Versions Compared

Key

  • This line was added.
  • This line was removed.
  • Formatting was changed.

Table of Contents

EXPLAIN Syntax

Hive provides an EXPLAIN command that shows the execution plan for a query. The syntax for this statement is as follows:

Code Block

EXPLAIN [EXTENDED|DEPENDENCY|AUTHORIZATION] query
AUTHORIZATION is supported from HIVE-0.14.0 via HIVE-5961

The use of EXTENDED in the EXPLAIN statement produces extra information about the operators in the plan. This is typically physical information like file names.

...

As an example, consider the following EXPLAIN query:

Code Block

EXPLAIN
FROM src INSERT OVERWRITE TABLE dest_g1 SELECT src.key, sum(substr(src.value,4)) GROUP BY src.key;

The output of this statement contains the following parts:

  • The Abstract Syntax Tree

    Code Block
    
    ABSTRACT SYNTAX TREE:
      (TOK_QUERY (TOK_FROM (TOK_TABREF src)) (TOK_INSERT (TOK_DESTINATION (TOK_TAB dest_g1)) (TOK_SELECT (TOK_SELEXPR (TOK_COLREF src key)) (TOK_SELEXPR (TOK_FUNCTION sum (TOK_FUNCTION substr (TOK_COLREF src value) 4)))) (TOK_GROUPBY (TOK_COLREF src key))))
    
    
  • The Dependency Graph

    Code Block
    
    STAGE DEPENDENCIES:
      Stage-1 is a root stage
      Stage-2 depends on stages: Stage-1
      Stage-0 depends on stages: Stage-2
    

    This shows that Stage-1 is the root stage, Stage-2 is executed after Stage-1 is done and Stage-0 is executed after Stage-2 is done.
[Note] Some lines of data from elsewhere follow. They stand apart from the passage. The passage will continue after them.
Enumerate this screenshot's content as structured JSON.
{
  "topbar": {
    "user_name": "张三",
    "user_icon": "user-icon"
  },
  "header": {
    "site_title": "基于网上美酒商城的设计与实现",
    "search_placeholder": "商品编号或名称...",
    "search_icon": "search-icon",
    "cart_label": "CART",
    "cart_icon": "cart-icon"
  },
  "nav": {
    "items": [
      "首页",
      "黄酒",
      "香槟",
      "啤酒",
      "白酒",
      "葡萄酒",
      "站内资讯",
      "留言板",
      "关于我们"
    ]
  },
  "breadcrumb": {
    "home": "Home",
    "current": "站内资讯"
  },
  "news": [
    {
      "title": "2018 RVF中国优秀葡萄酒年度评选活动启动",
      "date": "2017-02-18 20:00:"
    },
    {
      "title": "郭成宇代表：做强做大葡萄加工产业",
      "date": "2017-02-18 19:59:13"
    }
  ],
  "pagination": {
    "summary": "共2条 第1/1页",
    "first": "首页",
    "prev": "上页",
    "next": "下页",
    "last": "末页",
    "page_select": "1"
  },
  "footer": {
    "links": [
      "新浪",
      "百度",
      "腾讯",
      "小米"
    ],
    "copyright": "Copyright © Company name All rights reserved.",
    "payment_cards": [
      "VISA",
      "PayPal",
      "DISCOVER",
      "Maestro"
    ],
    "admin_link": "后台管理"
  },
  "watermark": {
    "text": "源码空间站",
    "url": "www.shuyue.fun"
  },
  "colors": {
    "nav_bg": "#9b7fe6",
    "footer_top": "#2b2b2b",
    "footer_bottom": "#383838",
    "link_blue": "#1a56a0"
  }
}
  • The plans of each Stage

    Code Block
    
    STAGE PLANS:
      Stage: Stage-1
        Map Reduce
          Alias -> Map Operator Tree:
            src
                Reduce Output Operator
                  key expressions:
                        expr: key
                        type: string
                  sort order: +
                  Map-reduce partition columns:
                        expr: rand()
                        type: double
                  tag: -1
                  value expressions:
                        expr: substr(value, 4)
                        type: string
          Reduce Operator Tree:
            Group By Operator
              aggregations:
                    expr: sum(UDFToDouble(VALUE.0))
              keys:
                    expr: KEY.0
                    type: string
              mode: partial1
              File Output Operator
                compressed: false
                table:
                    input format: org.apache.hadoop.mapred.SequenceFileInputFormat
                    output format: org.apache.hadoop.mapred.SequenceFileOutputFormat
                    name: binary_table
    
      Stage: Stage-2
        Map Reduce
          Alias -> Map Operator Tree:
            /tmp/hive-zshao/67494501/106593589.10001
              Reduce Output Operator
                key expressions:
                      expr: 0
                      type: string
                sort order: +
                Map-reduce partition columns:
                      expr: 0
                      type: string
                tag: -1
                value expressions:
                      expr: 1
                      type: double
          Reduce Operator Tree:
            Group By Operator
              aggregations:
                    expr: sum(VALUE.0)
              keys:
                    expr: KEY.0
                    type: string
              mode: final
              Select Operator
                expressions:
                      expr: 0
                      type: string
                      expr: 1
                      type: double
                Select Operator
                  expressions:
                        expr: UDFToInteger(0)
                        type: int
                        expr: 1
                        type: double
                  File Output Operator
                    compressed: false
                    table:
                        input format: org.apache.hadoop.mapred.TextInputFormat
                        output format: org.apache.hadoop.hive.ql.io.IgnoreKeyTextOutputFormat
                        serde: org.apache.hadoop.hive.serde2.dynamic_type.DynamicSerDe
                        name: dest_g1
    
      Stage: Stage-0
        Move Operator
          tables:
                replace: true
                table:
                    input format: org.apache.hadoop.mapred.TextInputFormat
                    output format: org.apache.hadoop.hive.ql.io.IgnoreKeyTextOutputFormat
                    serde: org.apache.hadoop.hive.serde2.dynamic_type.DynamicSerDe
                    name: dest_g1
    

    In this example there are 2 map/reduce stages (Stage-1 and Stage-2) and 1 File System related stage (Stage-0). Stage-0 basically moves the results from a temporary directory to the directory corresponding to the table dest_g1.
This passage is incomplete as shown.